Rapide passage du théâtre au cinéma
Montréalaise, fille de Gaspésiens, Geneviève Bujold vit son enfance dans le quartier Hochelaga-Maisonneuve. Après ses études secondaires, elle fréquente le Conservatoire d'art dramatique et se retrouve bientôt sur les planches, où elle joue les classiques jusqu'en 1965. Bientôt happée par le cinéma, elle ne reviendra à la scène qu'une fois, en 1989, pour jouer à Melbourne Jeanne au bûcher d'Honneger d'après Claudel.

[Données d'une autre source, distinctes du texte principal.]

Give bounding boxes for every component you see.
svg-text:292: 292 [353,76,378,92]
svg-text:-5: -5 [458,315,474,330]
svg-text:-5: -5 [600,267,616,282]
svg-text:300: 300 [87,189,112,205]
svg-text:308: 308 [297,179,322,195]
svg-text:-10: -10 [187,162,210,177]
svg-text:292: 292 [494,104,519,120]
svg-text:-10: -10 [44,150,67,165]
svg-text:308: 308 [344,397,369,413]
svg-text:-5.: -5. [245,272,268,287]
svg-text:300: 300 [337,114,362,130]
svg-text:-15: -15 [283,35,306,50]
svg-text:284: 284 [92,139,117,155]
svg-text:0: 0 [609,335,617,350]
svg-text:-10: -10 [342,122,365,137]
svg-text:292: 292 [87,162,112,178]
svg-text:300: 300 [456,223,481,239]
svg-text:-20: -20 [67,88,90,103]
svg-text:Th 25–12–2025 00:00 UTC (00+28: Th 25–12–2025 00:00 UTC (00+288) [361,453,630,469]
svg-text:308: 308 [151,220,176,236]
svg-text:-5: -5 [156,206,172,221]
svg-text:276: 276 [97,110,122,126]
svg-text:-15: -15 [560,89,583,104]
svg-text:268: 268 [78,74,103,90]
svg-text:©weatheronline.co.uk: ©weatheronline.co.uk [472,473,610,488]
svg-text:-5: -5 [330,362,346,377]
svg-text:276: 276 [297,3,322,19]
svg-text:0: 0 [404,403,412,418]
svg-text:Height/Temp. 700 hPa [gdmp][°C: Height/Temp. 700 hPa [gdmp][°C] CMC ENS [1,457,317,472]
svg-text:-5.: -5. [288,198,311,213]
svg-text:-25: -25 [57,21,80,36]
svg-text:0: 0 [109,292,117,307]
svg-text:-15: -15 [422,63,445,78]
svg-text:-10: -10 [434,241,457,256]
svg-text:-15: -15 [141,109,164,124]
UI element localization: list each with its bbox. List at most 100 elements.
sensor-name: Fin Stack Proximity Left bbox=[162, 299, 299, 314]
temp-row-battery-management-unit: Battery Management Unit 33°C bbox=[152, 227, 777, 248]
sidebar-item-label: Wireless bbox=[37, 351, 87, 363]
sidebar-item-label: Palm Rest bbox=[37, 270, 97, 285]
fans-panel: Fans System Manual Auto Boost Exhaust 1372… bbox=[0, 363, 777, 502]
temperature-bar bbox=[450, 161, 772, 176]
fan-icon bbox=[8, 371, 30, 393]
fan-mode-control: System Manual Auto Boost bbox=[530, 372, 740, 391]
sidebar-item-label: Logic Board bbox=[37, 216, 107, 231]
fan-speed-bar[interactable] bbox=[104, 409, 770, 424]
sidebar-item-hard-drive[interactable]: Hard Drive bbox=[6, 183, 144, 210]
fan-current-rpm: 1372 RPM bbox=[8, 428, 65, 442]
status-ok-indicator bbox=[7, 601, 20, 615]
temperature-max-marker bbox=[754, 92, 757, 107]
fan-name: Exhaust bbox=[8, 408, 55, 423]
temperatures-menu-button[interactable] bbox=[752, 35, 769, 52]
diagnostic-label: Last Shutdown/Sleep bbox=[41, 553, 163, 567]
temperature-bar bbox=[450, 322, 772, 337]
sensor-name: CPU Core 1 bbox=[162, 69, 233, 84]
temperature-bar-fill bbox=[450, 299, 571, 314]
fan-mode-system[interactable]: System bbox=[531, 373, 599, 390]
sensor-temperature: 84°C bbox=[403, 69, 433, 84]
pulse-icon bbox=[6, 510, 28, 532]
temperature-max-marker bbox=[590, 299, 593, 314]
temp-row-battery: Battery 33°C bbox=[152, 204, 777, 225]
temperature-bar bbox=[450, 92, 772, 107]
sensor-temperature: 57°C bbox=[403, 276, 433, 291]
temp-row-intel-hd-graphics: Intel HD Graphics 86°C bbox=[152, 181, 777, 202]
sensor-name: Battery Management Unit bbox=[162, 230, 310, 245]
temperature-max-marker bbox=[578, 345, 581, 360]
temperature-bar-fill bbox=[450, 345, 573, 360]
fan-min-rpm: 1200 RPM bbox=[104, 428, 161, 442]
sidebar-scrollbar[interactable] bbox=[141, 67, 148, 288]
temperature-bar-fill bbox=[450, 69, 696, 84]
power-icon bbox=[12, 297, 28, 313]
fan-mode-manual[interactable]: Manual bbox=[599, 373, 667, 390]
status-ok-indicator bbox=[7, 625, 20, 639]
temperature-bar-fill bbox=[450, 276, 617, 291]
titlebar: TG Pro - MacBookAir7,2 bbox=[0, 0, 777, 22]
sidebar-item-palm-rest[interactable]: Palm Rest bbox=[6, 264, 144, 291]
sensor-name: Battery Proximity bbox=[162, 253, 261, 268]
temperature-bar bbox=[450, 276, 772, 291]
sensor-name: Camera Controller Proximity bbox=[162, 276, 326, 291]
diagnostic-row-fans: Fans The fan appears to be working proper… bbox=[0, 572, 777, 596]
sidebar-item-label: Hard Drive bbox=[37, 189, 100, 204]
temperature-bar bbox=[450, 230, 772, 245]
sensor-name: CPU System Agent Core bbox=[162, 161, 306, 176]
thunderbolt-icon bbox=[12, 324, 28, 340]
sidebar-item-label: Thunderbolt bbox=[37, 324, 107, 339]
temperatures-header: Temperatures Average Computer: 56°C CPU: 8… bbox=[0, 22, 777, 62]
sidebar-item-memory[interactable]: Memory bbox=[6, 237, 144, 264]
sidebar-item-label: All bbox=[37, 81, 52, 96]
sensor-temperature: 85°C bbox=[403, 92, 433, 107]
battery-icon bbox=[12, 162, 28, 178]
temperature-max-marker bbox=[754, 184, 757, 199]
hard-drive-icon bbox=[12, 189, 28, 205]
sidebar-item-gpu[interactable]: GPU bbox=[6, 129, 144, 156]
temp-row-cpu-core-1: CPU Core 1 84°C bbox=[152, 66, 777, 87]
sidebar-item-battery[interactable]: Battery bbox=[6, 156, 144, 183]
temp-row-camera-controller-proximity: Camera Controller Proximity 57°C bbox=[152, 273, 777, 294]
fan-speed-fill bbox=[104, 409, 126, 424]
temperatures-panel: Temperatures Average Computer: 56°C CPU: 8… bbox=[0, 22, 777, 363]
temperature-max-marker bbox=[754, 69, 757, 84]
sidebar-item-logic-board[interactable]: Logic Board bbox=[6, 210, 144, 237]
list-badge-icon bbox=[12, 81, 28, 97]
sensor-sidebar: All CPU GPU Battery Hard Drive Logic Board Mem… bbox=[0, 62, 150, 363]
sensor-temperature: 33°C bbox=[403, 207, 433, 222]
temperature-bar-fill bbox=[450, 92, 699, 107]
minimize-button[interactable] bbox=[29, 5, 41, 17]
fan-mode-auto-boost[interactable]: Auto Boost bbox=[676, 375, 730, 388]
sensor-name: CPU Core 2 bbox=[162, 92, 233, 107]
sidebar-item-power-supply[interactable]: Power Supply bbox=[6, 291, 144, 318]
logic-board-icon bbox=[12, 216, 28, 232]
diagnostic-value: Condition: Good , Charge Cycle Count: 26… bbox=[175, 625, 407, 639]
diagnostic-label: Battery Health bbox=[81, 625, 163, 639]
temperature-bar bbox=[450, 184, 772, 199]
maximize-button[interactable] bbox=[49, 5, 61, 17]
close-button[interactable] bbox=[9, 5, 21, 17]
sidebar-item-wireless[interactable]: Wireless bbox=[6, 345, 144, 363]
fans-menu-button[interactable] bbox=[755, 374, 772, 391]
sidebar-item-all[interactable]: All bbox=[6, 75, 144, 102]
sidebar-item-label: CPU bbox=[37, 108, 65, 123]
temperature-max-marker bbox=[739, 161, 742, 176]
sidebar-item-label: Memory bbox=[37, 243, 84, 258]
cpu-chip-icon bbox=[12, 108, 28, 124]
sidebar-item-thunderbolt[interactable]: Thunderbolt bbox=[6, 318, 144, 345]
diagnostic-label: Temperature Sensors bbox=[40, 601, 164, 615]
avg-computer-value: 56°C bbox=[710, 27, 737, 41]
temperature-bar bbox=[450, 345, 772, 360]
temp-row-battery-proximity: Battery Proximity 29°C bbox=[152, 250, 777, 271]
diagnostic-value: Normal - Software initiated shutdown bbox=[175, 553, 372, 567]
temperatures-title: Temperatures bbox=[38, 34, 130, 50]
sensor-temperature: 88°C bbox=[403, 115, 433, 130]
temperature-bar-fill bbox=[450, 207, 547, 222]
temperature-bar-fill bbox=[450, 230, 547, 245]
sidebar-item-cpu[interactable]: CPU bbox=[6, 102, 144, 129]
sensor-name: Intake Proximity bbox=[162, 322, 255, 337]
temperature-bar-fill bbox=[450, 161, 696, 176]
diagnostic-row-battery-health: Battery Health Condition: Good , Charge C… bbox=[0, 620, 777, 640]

Elle obtient un premier rôle au cinéma en 1961 dans le sketch québécois du moyen métrage Le temps des amours. Puis s'enchaînent rapidement Amanita Pestilens, La fin des étés, Geneviève (partie québécoise de la coproduction internationale La fleur de l'âge), La terre à boire. Son minois de femme enfant lui sert à merveille pour jouer les étudiantes.
La plus internationale des actrices québécoises
En 1965, alors qu'elle fait une tournée en France avec la troupe de théâtre Le Rideau vert, Alain Resnais la remarque et lui confie un rôle important dans La guerre est finie. C'est le départ d'une carrière internationale, favorisée par un parfait bilinguisme. En France, elle travaillera bientôt avec Philippe de Broca, Louis Malle, Claude Lelouch. Puis c'est l'Angleterre pour Ann of the Thousand Days et The Trojan Women. Elle est ensuite recrutée à Hollywood pour plus d'une vingtaine de productions de qualité inégale. Avec tous ces rôles, elle a l'occasion de jouer avec les meilleurs comédiens de son époque : Yves Montand, Jean-Paul Belmondo, Richard Burton, Donald Sutherland, Clint Eastwood, Keith Carradine, Michael Douglas, etc.
Mais elle ne néglige pas le Québec et le Canada
Tout ce temps, Bujold n'oublie pas ses amis québécois et canadiens. En 1967, elle interprète une serveuse de restaurant dans Entre la mer et l'eau douce de Michel Brault, rôle que Manon Briand, en un clin d'œil efficace à la décennie 1960, lui fera reprendre dans La turbulence des fluides en 2002. Elle sera de plusieurs autres films de cinéastes québécois. Claude Jutra lui donne un personnage à sa mesure dans Kamouraska. Avec Paul Almond, elle joue divers rôles à la télévision torontoise, puis une trilogie se déroulant au Québec, plus ou moins autobiographique de l'une et de l'autre, Isabel, Act of the Heart et Journey. Fidèle à Brault, elle le retrouve pour trois films dans les années 1980 et 1990.